“Underperformance is about the lack of interpersonal and leadership skills, such as the ability to build relationships, collaborate, and influence,” states the report.
The study, undertaken in 2010, targeted how well executives performed in the first two years of a new position. Despite years of previous management experience nearly one in three externally hired executives and one in five executives transferred from within did not meet expectations. By the second year, 27% of external hires and 23% of internal hires had left the organization.
Seventy-five percent of the 320 respondents cited the lack of interpersonal skills as the primary reason for the poor performance. Other reasons given were systemic or structural problems and inconsistencies within the organization (28%), goal conflict between executives and the organization (23%), and poor selection by the organization of the executive to the new role (23%).
According to this study, it seems that at minimum, 20% of executives still need help getting along with others in order to just meet expectations. Companies may want to take a look at Google’s approach, where by applying their analytics programs to performance reviews, feedback surveys and top-manager nominations, they arrived at eight essential management behaviors ranked by importance and effectiveness.
The resulting behaviors are common enough, but by using their own “people analytics” process they reflect Google’s culture. “Be a good coach” is the number one behavior. Interestingly, the number one managerial pitfall is “Have trouble making a transition to the team”. Google recognizes what the Institute for Executive Development study revealed: many executives lack the people skills to make a successful transition to their new teams.
New leaders must build trust quickly. They should already have displayed competence in their chosen field. If not, they won’t receive respect from their employees and their attempts to lead will flounder right from the beginning. Beyond industry competence, managers must display integrity, and demonstrate support and interest in their employees. Being open, communicating often, and showing trust in their employees are essential behaviors to smooth executive on-boarding.
What happens all too often is new leaders, feeling a bit insecure in a new role-even if they are seasoned managers- think that perpetuating a “strong leader” persona is the way to go.
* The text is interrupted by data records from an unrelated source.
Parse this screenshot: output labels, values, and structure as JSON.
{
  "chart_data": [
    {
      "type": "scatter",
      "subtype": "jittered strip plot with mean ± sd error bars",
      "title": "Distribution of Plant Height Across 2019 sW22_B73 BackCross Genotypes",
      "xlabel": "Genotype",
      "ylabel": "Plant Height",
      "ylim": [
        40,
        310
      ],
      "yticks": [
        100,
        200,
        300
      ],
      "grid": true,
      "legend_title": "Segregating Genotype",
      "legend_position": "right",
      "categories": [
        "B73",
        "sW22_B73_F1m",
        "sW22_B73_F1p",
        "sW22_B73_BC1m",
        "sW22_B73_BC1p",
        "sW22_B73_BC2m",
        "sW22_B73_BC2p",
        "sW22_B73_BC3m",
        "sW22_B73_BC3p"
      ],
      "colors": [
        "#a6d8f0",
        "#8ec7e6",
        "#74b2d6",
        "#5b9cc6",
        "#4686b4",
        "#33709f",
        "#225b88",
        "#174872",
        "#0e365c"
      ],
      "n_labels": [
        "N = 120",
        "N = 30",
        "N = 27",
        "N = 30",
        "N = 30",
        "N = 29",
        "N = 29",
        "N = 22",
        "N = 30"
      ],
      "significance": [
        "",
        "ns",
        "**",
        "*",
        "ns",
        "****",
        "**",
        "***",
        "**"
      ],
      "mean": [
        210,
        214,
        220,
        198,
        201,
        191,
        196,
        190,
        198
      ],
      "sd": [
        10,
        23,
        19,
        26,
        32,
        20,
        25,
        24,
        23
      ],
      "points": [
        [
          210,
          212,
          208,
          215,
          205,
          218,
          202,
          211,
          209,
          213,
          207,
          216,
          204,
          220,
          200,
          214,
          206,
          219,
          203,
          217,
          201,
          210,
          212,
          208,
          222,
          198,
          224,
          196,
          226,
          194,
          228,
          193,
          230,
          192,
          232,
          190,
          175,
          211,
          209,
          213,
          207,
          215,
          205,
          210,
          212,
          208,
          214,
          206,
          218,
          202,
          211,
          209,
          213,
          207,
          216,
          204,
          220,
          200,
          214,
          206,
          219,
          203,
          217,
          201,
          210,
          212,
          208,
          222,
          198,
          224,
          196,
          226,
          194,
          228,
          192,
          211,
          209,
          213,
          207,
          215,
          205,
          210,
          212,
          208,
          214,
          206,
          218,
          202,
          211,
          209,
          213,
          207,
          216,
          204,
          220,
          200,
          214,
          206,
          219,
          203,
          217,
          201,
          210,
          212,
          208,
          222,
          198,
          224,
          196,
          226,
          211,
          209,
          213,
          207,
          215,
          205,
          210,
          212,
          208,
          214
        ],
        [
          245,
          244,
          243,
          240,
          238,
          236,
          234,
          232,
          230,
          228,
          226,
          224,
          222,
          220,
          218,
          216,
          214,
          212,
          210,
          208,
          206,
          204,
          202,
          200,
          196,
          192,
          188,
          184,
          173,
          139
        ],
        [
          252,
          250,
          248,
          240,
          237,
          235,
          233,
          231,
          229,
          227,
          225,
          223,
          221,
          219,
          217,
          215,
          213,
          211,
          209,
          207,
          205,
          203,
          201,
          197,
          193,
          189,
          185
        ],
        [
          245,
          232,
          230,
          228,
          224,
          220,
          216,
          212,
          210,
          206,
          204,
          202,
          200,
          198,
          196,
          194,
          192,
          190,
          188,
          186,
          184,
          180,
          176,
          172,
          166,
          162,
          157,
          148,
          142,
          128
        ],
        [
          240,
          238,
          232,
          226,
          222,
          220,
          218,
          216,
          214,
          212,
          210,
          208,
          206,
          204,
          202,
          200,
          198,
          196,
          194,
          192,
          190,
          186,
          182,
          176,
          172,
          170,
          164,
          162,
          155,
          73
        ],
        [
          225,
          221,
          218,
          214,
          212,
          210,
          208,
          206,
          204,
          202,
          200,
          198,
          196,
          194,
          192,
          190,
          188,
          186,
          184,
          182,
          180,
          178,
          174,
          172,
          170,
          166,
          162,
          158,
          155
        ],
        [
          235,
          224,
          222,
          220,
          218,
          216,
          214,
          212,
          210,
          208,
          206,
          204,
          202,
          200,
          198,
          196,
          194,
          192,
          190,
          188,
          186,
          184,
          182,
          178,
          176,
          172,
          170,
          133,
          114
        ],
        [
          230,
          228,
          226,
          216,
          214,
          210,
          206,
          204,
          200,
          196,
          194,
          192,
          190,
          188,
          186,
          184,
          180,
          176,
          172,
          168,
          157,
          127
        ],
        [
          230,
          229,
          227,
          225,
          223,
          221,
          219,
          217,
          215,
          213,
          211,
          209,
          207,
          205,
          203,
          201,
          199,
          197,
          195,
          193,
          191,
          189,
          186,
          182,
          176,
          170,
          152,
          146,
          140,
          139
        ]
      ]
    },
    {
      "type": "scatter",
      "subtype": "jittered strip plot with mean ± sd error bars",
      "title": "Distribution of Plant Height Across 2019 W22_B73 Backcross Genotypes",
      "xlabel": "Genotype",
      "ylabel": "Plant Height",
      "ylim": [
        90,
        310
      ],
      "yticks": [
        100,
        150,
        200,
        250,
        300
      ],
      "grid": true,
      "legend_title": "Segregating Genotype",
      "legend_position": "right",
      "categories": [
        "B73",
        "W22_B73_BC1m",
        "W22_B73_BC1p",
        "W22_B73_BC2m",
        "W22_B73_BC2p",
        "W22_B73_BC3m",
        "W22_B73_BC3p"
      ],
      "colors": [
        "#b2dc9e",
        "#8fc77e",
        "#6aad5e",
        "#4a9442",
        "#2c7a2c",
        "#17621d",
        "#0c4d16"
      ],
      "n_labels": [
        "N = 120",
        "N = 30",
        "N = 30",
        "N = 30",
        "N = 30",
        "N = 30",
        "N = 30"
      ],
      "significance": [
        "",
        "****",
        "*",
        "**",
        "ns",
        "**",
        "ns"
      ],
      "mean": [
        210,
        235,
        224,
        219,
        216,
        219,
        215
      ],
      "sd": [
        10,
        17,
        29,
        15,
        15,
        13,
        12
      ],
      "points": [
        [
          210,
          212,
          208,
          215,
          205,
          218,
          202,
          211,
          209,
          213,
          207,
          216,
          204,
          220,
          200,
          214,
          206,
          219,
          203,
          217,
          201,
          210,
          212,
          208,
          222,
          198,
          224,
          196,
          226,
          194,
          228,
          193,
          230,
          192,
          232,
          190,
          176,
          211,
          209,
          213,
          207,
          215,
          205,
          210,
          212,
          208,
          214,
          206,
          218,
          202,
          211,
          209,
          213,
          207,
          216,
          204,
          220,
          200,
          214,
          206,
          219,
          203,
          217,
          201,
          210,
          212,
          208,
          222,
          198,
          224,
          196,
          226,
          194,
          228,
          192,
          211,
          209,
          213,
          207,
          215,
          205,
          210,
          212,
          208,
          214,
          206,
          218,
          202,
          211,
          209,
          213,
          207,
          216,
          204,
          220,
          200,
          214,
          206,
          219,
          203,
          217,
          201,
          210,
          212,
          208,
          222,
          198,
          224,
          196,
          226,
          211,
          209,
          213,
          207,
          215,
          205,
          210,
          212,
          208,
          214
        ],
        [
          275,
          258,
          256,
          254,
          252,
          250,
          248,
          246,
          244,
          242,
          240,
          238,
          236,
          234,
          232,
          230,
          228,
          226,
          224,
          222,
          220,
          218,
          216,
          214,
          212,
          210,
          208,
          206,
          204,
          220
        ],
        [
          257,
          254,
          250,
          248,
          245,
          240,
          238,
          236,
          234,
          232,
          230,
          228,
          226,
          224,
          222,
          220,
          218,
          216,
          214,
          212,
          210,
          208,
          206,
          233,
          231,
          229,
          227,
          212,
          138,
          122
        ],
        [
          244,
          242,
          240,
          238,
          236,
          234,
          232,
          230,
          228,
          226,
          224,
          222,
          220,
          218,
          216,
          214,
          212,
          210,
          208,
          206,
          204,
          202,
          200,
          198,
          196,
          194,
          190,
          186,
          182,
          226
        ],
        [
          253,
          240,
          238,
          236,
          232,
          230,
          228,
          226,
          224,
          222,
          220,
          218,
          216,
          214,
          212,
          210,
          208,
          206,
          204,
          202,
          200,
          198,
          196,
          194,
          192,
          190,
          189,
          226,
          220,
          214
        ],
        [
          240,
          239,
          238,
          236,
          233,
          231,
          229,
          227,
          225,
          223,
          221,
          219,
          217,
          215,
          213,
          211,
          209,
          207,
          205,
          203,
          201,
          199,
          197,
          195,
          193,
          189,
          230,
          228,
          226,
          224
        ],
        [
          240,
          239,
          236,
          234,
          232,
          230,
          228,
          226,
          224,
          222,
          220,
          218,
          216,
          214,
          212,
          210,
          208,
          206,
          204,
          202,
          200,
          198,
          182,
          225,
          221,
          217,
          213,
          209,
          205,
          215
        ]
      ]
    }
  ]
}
However their interpretation of a strong leader ends up being someone who micromanages, keeps information to themselves, and doesn’t include employees in decisions or communications. This behavior is the opposite of a strong leader, because the result is poor personal and team performance.
Strong leaders know that their influence is what can make the difference between their team’s average performance and stellar performance. And positive influence only happens when trust and respect are in place. Building trust and respect, individually and at all levels, requires a complex set of people skills that need to be exercised continually. Sharpening current skills and learning new interpersonal skills is a lifelong endeavor, but one that literally pays off.